Prologue
J’ai grandit dans un quartier où les coups de feu avaient remplacé le chant des oiseaux.
Mon père a toujours été un alcoolique notoire et ma mère une femme simple, dévouée à l’éducation de ses enfants « perturbés ».
Je suis le benjamin d’une fratrie de six. Mes cinq frères: Coby, Daryl, Mathias, Darren et Hugo, sont le produit pur de ce que les politiciens appellent la montée constante de la violence et de la criminalité dans les milieux urbains défavorisés.
On volait des vélos aux voisins pour aller en cours, on buvait du lait en bouteille mélangé à de l’eau le matin et la bouffe avait généralement pas beaucoup de goût le soir mais ça nous rassasiait.
Puis, un beau jour, ma mère a enfin eu un éclat de lucidité et a décidé de retourner chez elle aux Antilles, mais uniquement avec moi dans ses valises.
Elle disait que j’étais le seul de ses enfants qui pouvait encore être sauvé.
J’ai jamais su si c’était censé me faire sentir spécial ou juste plus misérable que les autres…
Les Antilles, c’était pas le paradis qu’on vend aux touristes. C’était chaud, bruyant, coloré, mais aussi foutrement chiant. Y avait du soleil, ouais, mais pas assez pour éclairer tout ce que ma mère trimballait dans le cœur.
Elle s’est mise à bosser dans un hôtel. Ménage, cuisine, lessive, tout ça, pour nous payer un bel avenir.

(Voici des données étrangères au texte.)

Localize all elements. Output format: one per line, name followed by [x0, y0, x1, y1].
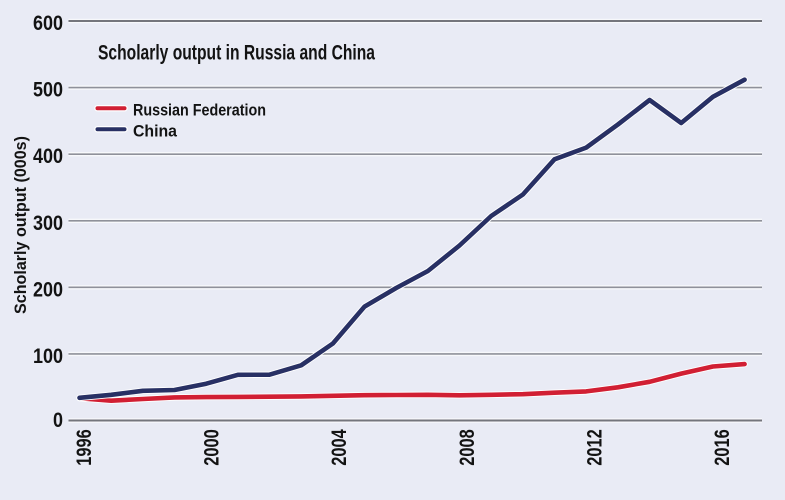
svg-text:Scholarly output in Russia and: Scholarly output in Russia and China [98, 42, 375, 65]
svg-text:600: 600 [33, 12, 63, 35]
svg-text:400: 400 [33, 145, 63, 168]
svg-text:2008: 2008 [456, 429, 479, 466]
svg-text:2004: 2004 [328, 429, 351, 466]
svg-text:Russian Federation: Russian Federation [133, 101, 266, 120]
svg-text:300: 300 [33, 212, 63, 235]
svg-text:1996: 1996 [73, 429, 96, 466]
svg-text:100: 100 [33, 345, 63, 368]
svg-text:2000: 2000 [201, 429, 224, 466]
svg-text:Scholarly output (000s): Scholarly output (000s) [11, 136, 30, 314]
svg-text:China: China [133, 122, 177, 141]
svg-text:200: 200 [33, 278, 63, 301]
svg-text:500: 500 [33, 79, 63, 102]
svg-text:2012: 2012 [583, 429, 606, 466]
svg-text:2016: 2016 [711, 429, 734, 466]
svg-text:0: 0 [53, 409, 63, 432]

Moi j’allais à l’école, j’essayais de pas me faire remarquer. J’étais ce gamin bizarre, à moitié d’ailleurs, avec un accent qui ne s’installait nulle part.
Mais, j’ai appris à dessiner là-bas. Ça, c’est devenu mon truc. Une façon de pas penser. Ou de penser différemment, avec plus de beauté.
Quand elle est morte, quelques années plus tard, après la fin de mes études supérieures, je n’ai même pas pleuré. Pas sur l’instant…Je crois que j’avais déjà tout dépensé en larmes, avant même de comprendre ce que c’était d’être réellement triste.
Et quand je suis rentré à New York un an après, c’était comme si rien n’avait changé.
Les mêmes rues, les mêmes visages - bien que plus âgés -, les mêmes engueulades décousues de mon père…
Sauf que moi, j’étais plus le gosse d’avant.
J’avais un diplôme, un portfolio, et un besoin maladif de prouver que j’étais pas juste un autre rat du Bronx.
J’ai trouvé un boulot dans une boîte de pub. J’étais fier, un peu. Fatigué, surtout.
Et puis un matin, ce connard est arrivé.
Chemise blanche, sourire trop large, regard perçant, mâchoire parfaite, cheveux blonds impeccables, Monsieur Parfait.
Le genre de mec qu’on déteste avant même de lui adresser la parole.
Ezekiel Reis, dit Zeke, le loup blanc.